Prof. Dr. Anne S. Ulrich holds the Chair of Biochemistry in the university section of KIT (Institute of Organic Chemistry, Campus South), and is head of the Department of Molecular Biophysics at the Institute of Biological Interfaces (IBG-2, Campus North) in the Helmholtz section. Our group runs facilities for solid-state NMR, synchrotron circular dichroism and other biophysical methods, as well as laboratories for peptide synthesis, protein biochemistry and microbiology. Our research activities are embedded in the Helmholtz programme BIF-TM (BioInterfaces in Technology and Medicine), where they are concerned with the development of "molecular tools for manipulating cells" and the "control and manipulation of bacterial biofilms". In teaching, we contribute mainly to the Bachelor and Master curriculum in Chemical Biology, but also to undergraduate courses in Chemistry and Biology.
Our specific research interests are focussed on biomembranes, which form a hydrophobic barrier around every cell. Our aim is to (i) characterize the molecular architectures involved in peptide-induced membrane permeabilization events, and (ii) to describe protein machineries that are responsible for the transport of material and information across membranes. This requires biophysical studies on protein-lipid interactions of amphiphilic peptides, and on the folding and self-assembly of transmembrane proteins. On this basis, we are rationally designing new and improved molecules to be used as leads for drug development and in biotechnological applications.
So far, we have characterized the structural behaviour of numerous membrane-bound antimicrobial peptides, biofilm-inducing agents, cell penetrating and fusogenic sequences, as well as signalling receptors and protein export machineries. For example, a set of fundamental rules was obtained, which govern the formation of stable transmembrane pores in lipid bilayers, both in terms of peptide features and lipid properties. We also discovered "charge zippers" as a novel structural motif in membrane proteins. This mode of electrostatic assembly can explain the detailed functional mechanisms, e.g., of transmembrane proton conduction by a bacterial stress response peptide, and of protein translocation through an export channel.
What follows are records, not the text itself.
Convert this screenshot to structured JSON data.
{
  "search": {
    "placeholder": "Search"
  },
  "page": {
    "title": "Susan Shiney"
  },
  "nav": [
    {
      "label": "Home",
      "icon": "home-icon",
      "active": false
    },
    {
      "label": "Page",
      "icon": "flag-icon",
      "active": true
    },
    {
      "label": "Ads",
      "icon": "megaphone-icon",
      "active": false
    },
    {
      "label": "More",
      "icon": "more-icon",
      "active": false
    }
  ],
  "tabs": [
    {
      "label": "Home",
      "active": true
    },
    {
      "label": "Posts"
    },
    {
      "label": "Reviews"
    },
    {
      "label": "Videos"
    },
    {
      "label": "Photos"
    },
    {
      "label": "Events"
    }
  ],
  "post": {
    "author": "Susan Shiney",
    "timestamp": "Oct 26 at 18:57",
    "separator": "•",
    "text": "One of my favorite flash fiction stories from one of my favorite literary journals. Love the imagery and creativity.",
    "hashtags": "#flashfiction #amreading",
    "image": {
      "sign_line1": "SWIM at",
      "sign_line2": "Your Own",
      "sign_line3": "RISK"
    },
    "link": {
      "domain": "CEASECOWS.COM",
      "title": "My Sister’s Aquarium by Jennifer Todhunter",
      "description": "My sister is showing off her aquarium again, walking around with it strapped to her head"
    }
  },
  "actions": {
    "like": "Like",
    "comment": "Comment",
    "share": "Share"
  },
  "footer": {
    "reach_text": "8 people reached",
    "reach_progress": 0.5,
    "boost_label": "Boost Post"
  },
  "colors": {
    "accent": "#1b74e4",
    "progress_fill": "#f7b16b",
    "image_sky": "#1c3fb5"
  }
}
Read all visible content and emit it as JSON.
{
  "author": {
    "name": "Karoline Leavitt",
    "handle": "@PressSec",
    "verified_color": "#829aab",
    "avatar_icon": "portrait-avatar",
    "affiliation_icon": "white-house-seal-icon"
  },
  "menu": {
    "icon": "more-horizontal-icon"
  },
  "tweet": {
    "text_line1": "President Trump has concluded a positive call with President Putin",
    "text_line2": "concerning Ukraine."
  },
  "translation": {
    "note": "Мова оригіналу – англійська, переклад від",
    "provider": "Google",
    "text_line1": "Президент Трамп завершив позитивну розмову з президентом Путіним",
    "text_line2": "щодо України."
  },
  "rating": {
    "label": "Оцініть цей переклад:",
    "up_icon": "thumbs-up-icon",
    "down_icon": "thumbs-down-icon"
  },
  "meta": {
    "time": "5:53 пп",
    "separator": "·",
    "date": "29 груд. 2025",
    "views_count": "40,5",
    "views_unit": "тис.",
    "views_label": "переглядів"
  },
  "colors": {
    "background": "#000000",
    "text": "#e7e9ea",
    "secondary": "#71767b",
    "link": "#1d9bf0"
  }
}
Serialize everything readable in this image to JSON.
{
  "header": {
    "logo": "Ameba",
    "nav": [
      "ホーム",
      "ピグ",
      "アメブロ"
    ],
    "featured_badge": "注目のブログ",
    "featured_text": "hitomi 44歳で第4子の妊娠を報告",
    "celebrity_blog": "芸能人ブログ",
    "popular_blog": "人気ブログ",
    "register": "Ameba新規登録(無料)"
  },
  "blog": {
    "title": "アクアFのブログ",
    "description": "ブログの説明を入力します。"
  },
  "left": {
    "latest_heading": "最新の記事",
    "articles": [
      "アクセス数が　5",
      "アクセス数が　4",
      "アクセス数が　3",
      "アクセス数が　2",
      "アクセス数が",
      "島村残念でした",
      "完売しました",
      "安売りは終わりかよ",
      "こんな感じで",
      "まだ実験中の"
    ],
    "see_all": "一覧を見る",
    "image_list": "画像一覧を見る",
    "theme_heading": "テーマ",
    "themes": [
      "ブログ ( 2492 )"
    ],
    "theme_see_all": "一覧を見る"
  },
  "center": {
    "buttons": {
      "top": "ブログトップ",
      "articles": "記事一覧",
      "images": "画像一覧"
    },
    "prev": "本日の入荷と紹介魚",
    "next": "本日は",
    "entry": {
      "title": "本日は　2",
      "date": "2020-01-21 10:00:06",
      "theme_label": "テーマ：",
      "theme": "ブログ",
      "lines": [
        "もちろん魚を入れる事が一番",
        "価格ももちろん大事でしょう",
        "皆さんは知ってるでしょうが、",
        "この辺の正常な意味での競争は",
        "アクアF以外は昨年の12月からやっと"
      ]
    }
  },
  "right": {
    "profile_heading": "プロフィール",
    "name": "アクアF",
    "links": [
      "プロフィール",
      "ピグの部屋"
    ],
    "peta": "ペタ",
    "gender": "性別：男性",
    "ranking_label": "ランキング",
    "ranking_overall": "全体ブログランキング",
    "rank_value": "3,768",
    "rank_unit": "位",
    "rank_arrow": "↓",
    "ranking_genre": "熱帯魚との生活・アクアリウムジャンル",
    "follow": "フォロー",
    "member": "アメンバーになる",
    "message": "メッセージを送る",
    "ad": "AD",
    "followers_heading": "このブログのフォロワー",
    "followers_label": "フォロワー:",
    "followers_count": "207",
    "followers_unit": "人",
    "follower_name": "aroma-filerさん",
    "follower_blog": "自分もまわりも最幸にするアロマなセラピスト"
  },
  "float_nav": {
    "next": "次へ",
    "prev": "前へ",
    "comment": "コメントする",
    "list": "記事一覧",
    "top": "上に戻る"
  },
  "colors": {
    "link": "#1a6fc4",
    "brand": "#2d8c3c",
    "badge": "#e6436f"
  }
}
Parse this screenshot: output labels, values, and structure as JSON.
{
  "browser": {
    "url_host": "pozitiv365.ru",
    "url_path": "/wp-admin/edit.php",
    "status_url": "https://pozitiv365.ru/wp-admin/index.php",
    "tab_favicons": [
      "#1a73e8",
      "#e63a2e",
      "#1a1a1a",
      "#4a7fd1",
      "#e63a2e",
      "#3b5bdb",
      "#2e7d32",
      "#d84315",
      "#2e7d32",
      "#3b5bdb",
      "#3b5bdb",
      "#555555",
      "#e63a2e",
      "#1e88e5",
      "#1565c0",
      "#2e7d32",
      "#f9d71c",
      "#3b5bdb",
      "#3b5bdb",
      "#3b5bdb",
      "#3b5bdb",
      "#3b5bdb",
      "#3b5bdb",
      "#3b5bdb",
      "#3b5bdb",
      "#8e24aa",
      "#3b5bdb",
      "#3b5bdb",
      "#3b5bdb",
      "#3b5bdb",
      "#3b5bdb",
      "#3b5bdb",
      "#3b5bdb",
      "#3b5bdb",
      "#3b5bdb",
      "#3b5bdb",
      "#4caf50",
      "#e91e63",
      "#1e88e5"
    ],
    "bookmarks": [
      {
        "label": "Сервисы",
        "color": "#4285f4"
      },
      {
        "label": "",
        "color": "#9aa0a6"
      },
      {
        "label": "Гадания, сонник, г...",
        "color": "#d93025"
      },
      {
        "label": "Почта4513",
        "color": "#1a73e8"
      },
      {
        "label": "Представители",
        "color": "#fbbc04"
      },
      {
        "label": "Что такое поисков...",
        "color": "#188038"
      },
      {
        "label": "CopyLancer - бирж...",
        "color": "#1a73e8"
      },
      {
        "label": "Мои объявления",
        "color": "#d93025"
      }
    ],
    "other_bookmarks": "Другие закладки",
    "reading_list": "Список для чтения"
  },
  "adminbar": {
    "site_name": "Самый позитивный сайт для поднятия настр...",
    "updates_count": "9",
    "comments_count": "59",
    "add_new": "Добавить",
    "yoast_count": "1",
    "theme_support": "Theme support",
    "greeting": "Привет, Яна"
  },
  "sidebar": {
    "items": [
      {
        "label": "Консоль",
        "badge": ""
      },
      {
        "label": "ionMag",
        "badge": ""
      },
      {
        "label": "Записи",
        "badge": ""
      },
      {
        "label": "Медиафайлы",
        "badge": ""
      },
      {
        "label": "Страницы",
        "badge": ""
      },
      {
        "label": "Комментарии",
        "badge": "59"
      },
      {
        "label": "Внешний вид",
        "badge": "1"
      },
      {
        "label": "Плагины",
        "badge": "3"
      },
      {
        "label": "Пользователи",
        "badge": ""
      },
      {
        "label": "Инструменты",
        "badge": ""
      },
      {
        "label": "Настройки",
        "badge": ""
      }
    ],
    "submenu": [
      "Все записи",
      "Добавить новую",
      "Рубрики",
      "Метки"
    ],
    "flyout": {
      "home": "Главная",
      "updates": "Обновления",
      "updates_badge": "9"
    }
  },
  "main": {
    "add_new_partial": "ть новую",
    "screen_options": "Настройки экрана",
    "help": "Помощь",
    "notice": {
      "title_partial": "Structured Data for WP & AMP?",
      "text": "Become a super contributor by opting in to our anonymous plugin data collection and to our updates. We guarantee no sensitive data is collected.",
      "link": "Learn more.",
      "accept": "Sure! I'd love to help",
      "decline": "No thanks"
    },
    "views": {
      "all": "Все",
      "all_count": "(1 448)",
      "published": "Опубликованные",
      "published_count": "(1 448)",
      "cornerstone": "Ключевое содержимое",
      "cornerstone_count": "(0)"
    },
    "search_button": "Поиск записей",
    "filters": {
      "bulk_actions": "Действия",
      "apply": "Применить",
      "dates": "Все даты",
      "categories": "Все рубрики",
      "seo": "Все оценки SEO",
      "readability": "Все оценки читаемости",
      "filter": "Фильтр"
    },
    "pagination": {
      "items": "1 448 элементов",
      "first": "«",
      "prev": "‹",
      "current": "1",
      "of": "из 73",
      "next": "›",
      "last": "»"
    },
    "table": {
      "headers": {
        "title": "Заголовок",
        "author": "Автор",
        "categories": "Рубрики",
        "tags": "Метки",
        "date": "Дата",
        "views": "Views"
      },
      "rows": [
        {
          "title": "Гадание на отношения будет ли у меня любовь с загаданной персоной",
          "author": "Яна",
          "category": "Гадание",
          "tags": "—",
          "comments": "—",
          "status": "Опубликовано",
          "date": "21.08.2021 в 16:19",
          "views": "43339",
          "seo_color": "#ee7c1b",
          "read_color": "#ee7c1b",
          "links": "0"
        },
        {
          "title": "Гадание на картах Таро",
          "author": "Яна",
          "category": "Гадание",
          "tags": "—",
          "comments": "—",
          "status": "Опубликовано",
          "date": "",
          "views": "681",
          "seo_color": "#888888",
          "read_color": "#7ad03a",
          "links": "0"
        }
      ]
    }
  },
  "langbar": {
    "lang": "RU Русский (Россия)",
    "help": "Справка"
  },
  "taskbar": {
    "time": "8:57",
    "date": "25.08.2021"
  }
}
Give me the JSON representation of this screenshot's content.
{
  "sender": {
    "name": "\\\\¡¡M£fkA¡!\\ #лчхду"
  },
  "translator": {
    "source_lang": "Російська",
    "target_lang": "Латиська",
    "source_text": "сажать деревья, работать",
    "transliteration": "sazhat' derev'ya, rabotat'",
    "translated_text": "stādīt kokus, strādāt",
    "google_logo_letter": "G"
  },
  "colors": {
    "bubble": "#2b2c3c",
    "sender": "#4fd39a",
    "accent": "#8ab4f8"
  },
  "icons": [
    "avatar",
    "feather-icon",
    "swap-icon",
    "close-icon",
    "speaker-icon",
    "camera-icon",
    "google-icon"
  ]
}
Method development includes the specific 19F-labelling of synthetic peptides and recombinant peptides for highly sensitive NMR observation. Both, CD and solid-state NMR experiments are carried out on macroscopically oriented samples, which yield anisotropic parameters. CD is available not only on bench-top instruments, but also on our in-house beamline at the ANKA synchrotron, which we are operating as an international user facility. Fluorescence assays are used to monitor peptide-induced membrane fusion, the uptake of cell-penetrating peptides, and protein-protein interactions, supported by various other biophysical methods.
Further activities of the Ulrich department include, besides teaching and regular seminars (both, academic and public), also the organization of international conferences and annual retreats for young researchers, as well as a wide selection of training possibilites for PhD and master/bachelor students, research assistants, apprentices and highschool students.